According to its composition, ECM might also acquire a peculiar geometrical conformation providing topographic and mechanical stimuli, which are critical in modulating stem cells’ phenotype.
Notably, between ECM and stem cells exists a dynamic cross-talk, as stem cells may change the ECM composition and remodel the architecture either by the secretion of ECM structural components and matrix metalloproteinases, or by exerting mechanical forces through the cytoskeleton fibers. The challenge is to create a suitable cell microenvironment that generates mechanosensing/mechanotransduction signals and guide stem cells’ functions.
It is not surprising that alterations in specific ECM components or in regulatory players could have an impact on biochemical and physical properties of ECM, which leads to a disorganized network and, eventually, to organ dysfunctions. In particular, abnormal ECM composition has consequences on its mechanical properties and on the onset and progression of numerous diseases, such as cancer and fibrosis.

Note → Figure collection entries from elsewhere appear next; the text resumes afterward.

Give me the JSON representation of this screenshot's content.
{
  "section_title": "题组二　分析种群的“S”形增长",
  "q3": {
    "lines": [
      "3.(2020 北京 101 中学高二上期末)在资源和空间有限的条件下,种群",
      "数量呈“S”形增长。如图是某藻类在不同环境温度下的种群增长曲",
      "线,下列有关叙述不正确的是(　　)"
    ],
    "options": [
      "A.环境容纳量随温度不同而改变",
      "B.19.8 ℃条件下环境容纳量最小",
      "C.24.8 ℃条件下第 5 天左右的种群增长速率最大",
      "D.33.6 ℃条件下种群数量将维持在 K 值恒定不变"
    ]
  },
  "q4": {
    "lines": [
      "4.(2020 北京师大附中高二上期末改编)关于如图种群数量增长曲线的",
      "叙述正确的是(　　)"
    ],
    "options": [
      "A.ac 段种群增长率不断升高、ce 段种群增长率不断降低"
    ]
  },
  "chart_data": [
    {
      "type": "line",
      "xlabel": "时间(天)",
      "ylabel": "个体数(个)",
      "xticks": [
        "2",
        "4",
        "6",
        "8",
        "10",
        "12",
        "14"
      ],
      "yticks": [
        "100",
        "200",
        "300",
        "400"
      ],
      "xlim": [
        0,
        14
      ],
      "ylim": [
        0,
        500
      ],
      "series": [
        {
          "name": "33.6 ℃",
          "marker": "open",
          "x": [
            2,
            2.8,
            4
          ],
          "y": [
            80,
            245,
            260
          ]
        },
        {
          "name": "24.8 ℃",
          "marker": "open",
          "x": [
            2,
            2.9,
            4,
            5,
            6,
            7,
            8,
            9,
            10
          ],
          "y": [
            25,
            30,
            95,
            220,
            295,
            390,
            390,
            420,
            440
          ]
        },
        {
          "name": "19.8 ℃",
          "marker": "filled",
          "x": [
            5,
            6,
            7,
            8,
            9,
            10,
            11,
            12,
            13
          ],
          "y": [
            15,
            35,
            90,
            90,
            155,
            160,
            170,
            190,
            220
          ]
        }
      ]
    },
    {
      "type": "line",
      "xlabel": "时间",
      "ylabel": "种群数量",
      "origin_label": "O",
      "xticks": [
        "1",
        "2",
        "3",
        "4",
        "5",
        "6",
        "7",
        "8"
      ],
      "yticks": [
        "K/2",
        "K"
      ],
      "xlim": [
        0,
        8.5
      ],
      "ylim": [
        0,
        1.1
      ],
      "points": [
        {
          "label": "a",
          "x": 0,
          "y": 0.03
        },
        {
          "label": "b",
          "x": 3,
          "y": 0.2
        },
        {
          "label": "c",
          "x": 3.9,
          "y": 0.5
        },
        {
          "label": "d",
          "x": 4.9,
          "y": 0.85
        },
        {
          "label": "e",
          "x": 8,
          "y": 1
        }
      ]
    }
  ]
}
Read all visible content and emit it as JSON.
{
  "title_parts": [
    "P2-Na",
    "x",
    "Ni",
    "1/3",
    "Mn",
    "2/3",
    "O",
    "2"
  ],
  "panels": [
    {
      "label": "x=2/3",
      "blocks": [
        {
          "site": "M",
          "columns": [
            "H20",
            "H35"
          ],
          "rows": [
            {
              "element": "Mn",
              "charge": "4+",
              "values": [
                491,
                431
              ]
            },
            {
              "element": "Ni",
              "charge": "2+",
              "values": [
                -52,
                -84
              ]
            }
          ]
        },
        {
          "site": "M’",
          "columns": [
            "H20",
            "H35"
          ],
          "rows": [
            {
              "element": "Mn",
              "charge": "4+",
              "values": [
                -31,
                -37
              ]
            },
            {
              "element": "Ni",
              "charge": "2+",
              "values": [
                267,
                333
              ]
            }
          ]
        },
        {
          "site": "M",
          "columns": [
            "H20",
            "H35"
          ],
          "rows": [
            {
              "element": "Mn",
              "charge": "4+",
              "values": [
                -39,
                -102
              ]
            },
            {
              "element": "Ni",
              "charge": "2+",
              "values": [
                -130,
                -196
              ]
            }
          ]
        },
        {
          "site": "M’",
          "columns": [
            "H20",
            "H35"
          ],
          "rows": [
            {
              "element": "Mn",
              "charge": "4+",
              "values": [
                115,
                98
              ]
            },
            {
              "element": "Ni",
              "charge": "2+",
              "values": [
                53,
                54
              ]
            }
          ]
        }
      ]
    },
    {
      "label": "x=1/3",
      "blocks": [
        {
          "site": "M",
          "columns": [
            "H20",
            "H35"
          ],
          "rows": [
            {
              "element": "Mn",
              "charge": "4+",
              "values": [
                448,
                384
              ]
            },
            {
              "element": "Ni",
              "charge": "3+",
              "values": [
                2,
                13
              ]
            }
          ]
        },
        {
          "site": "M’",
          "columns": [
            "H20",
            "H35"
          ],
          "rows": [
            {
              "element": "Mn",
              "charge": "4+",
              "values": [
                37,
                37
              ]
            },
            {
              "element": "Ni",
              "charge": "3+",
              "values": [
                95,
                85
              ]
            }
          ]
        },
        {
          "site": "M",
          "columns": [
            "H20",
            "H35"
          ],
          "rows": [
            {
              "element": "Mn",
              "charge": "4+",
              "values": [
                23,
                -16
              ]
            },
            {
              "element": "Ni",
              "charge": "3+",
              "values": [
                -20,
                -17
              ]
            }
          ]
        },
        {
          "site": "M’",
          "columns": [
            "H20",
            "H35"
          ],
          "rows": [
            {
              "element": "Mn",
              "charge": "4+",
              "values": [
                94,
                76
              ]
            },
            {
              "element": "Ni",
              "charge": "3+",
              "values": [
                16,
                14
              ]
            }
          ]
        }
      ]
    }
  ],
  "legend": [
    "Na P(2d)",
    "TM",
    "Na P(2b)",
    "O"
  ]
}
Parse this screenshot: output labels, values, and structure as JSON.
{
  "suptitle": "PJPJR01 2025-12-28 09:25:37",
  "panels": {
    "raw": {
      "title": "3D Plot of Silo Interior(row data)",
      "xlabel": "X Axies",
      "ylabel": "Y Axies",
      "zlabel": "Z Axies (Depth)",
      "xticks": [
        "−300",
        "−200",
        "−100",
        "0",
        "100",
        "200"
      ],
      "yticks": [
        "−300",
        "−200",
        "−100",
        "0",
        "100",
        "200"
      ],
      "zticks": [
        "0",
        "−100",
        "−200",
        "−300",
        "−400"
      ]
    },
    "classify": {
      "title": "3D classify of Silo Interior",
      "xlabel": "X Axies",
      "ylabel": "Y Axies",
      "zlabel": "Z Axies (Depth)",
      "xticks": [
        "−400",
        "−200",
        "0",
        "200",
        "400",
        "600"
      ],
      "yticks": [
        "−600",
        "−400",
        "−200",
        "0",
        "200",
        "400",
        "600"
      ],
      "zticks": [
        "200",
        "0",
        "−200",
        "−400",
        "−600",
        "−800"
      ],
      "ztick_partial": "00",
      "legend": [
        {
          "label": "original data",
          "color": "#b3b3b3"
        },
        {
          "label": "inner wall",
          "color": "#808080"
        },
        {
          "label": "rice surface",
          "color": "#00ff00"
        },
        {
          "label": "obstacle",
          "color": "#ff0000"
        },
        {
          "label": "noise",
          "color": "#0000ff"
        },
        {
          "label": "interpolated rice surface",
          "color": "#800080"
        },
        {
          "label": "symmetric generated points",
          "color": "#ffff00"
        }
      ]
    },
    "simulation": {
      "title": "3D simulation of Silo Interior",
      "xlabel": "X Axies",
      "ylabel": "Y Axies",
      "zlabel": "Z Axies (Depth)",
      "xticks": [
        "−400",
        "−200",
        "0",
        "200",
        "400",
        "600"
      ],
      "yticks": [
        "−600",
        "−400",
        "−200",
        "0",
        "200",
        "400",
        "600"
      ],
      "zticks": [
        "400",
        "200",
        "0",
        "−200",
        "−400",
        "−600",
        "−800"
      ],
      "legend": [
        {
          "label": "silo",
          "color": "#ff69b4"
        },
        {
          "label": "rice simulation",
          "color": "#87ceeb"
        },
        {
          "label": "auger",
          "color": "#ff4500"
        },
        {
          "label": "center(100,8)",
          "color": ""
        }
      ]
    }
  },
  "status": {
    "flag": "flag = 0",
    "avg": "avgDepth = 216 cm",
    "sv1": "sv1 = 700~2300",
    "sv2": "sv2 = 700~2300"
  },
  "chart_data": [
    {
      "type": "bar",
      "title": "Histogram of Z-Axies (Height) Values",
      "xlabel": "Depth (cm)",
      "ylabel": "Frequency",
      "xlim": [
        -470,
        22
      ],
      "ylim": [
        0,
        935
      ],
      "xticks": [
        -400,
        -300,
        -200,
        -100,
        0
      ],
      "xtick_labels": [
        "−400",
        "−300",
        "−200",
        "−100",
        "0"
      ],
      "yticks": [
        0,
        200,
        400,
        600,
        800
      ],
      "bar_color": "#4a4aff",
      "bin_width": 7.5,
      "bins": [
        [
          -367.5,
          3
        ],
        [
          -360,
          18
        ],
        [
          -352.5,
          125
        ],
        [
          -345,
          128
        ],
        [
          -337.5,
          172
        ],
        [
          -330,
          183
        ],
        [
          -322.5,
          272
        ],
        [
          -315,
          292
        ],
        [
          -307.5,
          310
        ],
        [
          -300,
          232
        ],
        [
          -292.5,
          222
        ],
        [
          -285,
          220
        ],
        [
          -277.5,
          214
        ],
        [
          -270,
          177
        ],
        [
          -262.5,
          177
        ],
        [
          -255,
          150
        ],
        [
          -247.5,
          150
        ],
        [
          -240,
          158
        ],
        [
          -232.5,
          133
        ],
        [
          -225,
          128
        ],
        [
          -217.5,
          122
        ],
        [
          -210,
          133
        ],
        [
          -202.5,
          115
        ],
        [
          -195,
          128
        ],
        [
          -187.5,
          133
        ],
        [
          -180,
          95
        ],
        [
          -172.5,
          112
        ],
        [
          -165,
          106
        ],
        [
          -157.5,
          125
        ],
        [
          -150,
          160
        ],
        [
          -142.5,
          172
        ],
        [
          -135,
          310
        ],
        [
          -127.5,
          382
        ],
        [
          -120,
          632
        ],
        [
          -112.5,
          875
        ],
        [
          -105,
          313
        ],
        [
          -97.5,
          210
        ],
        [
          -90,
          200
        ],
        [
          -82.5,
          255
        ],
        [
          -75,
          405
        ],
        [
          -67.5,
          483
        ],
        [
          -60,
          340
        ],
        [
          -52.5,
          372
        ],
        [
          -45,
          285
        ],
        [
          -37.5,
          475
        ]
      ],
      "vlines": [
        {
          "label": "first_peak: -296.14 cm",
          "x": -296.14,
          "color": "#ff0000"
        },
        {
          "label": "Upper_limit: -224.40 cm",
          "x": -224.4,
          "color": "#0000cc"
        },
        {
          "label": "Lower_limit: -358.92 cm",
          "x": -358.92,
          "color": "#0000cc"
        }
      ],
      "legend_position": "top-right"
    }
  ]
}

The developing of embryos consists of stem cell aggregation and organization into increasingly more complex structures and internal and external mechanical forces determine these events. Furthermore, the correct positioning of stem cells during morphogenesis is guaranteed by the appropriate establishment of mechanical interactions among them and with their microenvironment ECM. The first evidence of the role that mechanics play in developmental processes came from non-mammalians, such as Drosophila, avians, amphibians, and fish, in which became clear how eggs fertilization and maturation strongly depend on osmotic pressure gradients that influence cells shape. On the other hand, significantly less is known about the influence of mechanical forces in the development of human embryos inside uterus because of the limited amount of material available for experimentations on animal models used for recapitulating human physiology and because of ethical restrictions regarding human embryos manipulation. Therefore, much of our knowledge on this topic relies on observations on close primate species or on archival material. Human embryonic mechano-signalling have been recently characterized. These include i) key regulator genes; ii) body axes establishment and local strains; iii) geometrical influence on cell populations sorting; and, iv) embryonic architecture and early signalling gradients. Hydrostatic pressure (HP) is one of the mechanical forces involved in embryogenesis (both in early and late phases of development). At the blastocyst stage, the internal HP dictates the right definition of cell fate and embryonic size, while in later stages the pressure applied by the amniotic fluid appears to guide notochord extension by stimulating the underlying mesoderm.At present, in-vitro models of embryogenesis seem to be the only tool for effectively understanding the processes regulating patterning, morphogenesis, and mechanobiology in the peri-implantation human embryo, as far as progresses in the possibility of working with human embryos are made. Nevertheless, it will be necessary to wait more precise characterization of the embryos that they are expected to model, especially given that benchmarks based on mouse biology may not hold true in human, in order to understand if these models accurately recapitulate the molecular events happening in-vivo.